Tout d’abord, parlons du rythme du film, ou plutôt
de son manque de rythme récurent. Si le métrage
semble faire l’unanimité dans la plupart des
autres domaines, cet aspect reste manifestement épineux.
Le film peine clairement à trouver sa cadence et cela
le rend par moment presque anesthésique. On attend,
on assiste, mais les évènements tardent à
s’imbriquer. L’autre point noir du film, en ce
qui me concerne, est son visuel granuleux. Si les plans superbes
(généralement en extérieur) alternent
avec d’autres malheureusement affligeants, on ne peut,
et ce même au nom d’une quelconque vision artistique
de génie, glorifier pareil rendu. Nous y reviendrons
plus en détails dans la partie technique, mais ce point
est en ce qui me concerne inacceptable. Il reste alors, et
après ce petit speech peu élogieux au demeurant…

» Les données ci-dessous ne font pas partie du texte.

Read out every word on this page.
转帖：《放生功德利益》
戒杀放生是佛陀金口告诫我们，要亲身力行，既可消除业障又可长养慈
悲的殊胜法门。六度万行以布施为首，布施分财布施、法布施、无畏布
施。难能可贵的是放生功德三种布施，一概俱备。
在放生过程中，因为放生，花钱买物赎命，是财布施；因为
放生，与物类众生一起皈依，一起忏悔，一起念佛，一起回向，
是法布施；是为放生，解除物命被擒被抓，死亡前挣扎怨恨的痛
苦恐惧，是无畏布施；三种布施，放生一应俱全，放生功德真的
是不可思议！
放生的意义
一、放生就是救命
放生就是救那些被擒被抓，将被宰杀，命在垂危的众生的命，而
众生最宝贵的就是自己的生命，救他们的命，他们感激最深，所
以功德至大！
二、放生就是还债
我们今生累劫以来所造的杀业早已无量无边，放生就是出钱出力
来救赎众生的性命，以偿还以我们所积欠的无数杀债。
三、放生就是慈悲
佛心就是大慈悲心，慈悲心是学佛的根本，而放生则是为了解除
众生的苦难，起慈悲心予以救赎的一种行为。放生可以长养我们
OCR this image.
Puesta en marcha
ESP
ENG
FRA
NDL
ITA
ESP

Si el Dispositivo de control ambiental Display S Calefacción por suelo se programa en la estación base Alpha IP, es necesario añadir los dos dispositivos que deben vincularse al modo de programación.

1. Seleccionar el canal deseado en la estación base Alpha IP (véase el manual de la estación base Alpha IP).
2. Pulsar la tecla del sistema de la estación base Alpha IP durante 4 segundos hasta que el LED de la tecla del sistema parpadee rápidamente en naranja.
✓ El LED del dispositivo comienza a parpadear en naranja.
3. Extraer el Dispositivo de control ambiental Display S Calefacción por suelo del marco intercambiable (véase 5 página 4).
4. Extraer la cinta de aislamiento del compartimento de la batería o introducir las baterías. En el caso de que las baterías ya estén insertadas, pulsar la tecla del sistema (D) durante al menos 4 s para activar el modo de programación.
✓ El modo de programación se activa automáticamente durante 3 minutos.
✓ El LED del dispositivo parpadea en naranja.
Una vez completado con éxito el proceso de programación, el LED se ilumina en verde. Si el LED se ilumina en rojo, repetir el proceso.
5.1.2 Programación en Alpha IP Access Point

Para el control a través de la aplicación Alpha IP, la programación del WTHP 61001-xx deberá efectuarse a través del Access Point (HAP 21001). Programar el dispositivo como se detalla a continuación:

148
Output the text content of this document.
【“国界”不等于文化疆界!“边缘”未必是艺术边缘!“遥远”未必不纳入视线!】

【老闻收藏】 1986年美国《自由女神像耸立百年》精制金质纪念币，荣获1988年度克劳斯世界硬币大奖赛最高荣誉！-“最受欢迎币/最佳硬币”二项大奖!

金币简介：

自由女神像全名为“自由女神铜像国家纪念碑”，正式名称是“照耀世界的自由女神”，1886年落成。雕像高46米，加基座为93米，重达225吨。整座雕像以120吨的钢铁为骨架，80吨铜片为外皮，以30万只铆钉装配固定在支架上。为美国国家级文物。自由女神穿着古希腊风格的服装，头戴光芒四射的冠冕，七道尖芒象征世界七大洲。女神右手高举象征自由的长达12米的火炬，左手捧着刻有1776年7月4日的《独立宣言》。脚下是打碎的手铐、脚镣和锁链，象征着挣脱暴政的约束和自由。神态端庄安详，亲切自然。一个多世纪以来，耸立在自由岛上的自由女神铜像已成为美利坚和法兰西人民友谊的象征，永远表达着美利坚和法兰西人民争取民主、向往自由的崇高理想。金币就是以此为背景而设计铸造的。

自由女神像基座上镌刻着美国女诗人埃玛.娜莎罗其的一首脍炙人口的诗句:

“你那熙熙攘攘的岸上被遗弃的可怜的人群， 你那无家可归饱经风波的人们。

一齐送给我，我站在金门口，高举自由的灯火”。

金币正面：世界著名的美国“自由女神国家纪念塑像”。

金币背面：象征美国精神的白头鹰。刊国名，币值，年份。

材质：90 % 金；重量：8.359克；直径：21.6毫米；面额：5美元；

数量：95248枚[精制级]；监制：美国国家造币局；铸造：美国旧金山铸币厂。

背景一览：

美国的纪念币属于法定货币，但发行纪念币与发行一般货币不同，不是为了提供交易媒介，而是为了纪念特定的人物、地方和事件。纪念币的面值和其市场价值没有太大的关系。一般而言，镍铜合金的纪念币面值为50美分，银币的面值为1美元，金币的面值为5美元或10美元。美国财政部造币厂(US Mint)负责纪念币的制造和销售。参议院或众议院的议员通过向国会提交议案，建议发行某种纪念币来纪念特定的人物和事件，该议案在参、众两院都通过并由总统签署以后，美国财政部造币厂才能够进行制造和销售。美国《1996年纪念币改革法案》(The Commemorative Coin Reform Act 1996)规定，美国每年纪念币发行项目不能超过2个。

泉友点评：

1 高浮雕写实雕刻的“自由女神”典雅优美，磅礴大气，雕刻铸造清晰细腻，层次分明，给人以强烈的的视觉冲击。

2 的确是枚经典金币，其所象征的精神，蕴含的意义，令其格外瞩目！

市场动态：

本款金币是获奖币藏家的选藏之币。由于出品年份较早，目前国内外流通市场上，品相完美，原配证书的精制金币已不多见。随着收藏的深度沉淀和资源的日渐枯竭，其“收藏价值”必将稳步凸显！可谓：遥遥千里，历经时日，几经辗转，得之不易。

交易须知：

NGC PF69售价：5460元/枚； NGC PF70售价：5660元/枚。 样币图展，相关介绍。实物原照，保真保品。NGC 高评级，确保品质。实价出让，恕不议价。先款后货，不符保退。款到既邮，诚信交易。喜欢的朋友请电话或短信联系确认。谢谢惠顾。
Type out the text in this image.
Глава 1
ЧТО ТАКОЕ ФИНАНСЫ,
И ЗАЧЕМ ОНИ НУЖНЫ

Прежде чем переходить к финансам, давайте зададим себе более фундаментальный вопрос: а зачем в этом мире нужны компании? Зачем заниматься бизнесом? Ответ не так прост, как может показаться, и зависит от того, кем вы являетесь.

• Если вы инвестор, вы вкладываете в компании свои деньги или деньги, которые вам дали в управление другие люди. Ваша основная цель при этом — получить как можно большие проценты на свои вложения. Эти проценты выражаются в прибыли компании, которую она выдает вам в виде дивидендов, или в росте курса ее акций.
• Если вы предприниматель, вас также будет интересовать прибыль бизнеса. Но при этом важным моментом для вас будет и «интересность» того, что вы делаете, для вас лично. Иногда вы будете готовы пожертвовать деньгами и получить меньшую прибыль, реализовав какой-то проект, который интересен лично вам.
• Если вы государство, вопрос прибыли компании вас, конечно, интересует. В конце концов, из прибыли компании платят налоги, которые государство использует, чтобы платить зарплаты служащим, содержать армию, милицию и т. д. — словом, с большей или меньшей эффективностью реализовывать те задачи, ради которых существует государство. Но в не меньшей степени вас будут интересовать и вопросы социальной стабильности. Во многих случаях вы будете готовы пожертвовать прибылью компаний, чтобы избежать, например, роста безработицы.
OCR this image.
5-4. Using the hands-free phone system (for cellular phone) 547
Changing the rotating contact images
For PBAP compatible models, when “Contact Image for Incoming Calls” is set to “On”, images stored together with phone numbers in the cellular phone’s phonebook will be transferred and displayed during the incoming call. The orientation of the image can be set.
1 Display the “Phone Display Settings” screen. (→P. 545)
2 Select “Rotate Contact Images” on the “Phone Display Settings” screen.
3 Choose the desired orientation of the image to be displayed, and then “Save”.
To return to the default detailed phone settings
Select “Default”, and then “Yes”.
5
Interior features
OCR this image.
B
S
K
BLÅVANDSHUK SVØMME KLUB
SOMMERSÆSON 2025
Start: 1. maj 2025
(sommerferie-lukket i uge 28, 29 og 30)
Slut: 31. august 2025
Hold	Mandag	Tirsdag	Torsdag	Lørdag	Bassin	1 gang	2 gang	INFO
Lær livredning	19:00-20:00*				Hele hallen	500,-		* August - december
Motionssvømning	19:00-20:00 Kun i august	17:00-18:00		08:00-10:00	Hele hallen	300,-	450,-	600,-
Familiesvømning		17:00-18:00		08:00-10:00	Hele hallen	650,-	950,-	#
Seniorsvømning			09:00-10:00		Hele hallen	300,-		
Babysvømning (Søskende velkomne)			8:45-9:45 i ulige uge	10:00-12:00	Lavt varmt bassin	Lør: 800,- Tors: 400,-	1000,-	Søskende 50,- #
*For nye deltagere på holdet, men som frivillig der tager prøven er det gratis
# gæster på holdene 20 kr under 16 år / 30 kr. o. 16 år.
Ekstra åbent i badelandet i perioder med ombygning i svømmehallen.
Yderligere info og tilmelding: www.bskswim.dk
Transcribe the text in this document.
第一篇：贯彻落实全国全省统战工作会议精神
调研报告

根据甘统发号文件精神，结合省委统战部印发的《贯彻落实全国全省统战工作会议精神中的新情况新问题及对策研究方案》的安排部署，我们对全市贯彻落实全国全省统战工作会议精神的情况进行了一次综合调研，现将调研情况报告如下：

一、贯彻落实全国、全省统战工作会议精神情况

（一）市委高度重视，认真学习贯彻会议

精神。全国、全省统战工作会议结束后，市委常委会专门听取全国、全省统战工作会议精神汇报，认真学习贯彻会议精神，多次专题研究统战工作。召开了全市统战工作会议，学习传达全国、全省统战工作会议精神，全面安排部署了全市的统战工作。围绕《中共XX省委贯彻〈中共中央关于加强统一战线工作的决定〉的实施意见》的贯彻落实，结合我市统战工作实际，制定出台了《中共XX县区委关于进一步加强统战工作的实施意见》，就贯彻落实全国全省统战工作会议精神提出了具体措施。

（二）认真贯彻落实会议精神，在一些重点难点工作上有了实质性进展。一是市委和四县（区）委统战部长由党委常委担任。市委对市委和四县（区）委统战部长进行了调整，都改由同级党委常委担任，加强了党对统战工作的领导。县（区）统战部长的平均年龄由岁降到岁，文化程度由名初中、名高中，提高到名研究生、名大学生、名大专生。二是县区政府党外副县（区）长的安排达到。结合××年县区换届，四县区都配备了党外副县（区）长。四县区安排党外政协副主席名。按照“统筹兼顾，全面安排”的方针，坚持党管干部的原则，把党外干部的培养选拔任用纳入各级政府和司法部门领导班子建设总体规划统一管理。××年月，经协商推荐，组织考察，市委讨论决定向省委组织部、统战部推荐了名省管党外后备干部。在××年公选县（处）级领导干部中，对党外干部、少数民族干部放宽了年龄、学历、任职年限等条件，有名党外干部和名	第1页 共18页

tout le coté sublime de l’œuvre bien évidement,
à commencer par le casting fabuleux qui illustre ce
métrage. Norah Jones en tête, qui signe avec
« My Blueberry Nights » son premier rôle
à Hollywood, suivie de très près par
un Jude Law une fois encore charmeur et fascinant, une Natalie
Portman ultra classe, et une Rachel Weisz divine. Reste aussi
au-delà de tout cela un vrai film de cœur, un
peu naïf certes, mais délectable, telle une poésie
visuelle, pleine de tendresse et charme, à laquelle
il ne manque que peu de chose finalement pour nous emporter
totalement.
Nous
avons abordé succinctement le sujet dans le paragraphe
précédent, mais revenons à présent
sur le coté visuel du film, et plus exactement sur
le rendu DVD. Il est très difficile d’imaginer
comment on pourrait se contenter d’un résultat
aussi granuleux, voir même par moment instable, présentant
une compression visible et dérangeante sur la quasi-totalité
des plans du métrage. N’ayant pas vu le film
en salle, il m’est bien évidement impossible
de comparer ce résultat avec celui que pouvait offrir
le master cinéma, mais ayant fait le test de ce titre
sur deux écrans aux caractéristiques différentes,
je peux haut et fort affirmer que ce résultat est en
ce qui me concerne l’un des plus désolants que
j’ai pu voir depuis bien longtemps, et ceci m’attriste
beaucoup. On notera au rayon des éléments visuels
inacceptables, de très nombreux aplats en arrière
plan, des contrastes peu stables, un grain fortement visible,
donnant par moments l’impression d’un véritable
damier sur les zones sombres, des noirs sans profondeur ni
densité, et une finesse de traits vraiment médiocre.
Alors comment expliquer pareille débâcle me direz
vous ? Et bien là-dessus je reste sans réponse
et je préfère en rester là tout court,
avec ce constat que je qualifierai d’affligeant…
(NDLR : précisons tout de même que l’éditeur
ne nous a pas habitué à ce genre de master,
ne mettons donc pas ici en doute le travail de numérisation
à leur niveau. Cependant la question a été
posée et nous vous tiendrons bien sur informé
de leur réponse).
Mise
à jour et réponse de l'éditeur:
Voici en substance la réponse de Cinéart/TwinPics
suite à notre mail demandant plus d'explication concernant
le rendu viseul du DVD: "Le résultat est scrupuleusement
semblable à la version diffusée en salles, et
est la volonté du réalisateur. Ce rendu "granuleux"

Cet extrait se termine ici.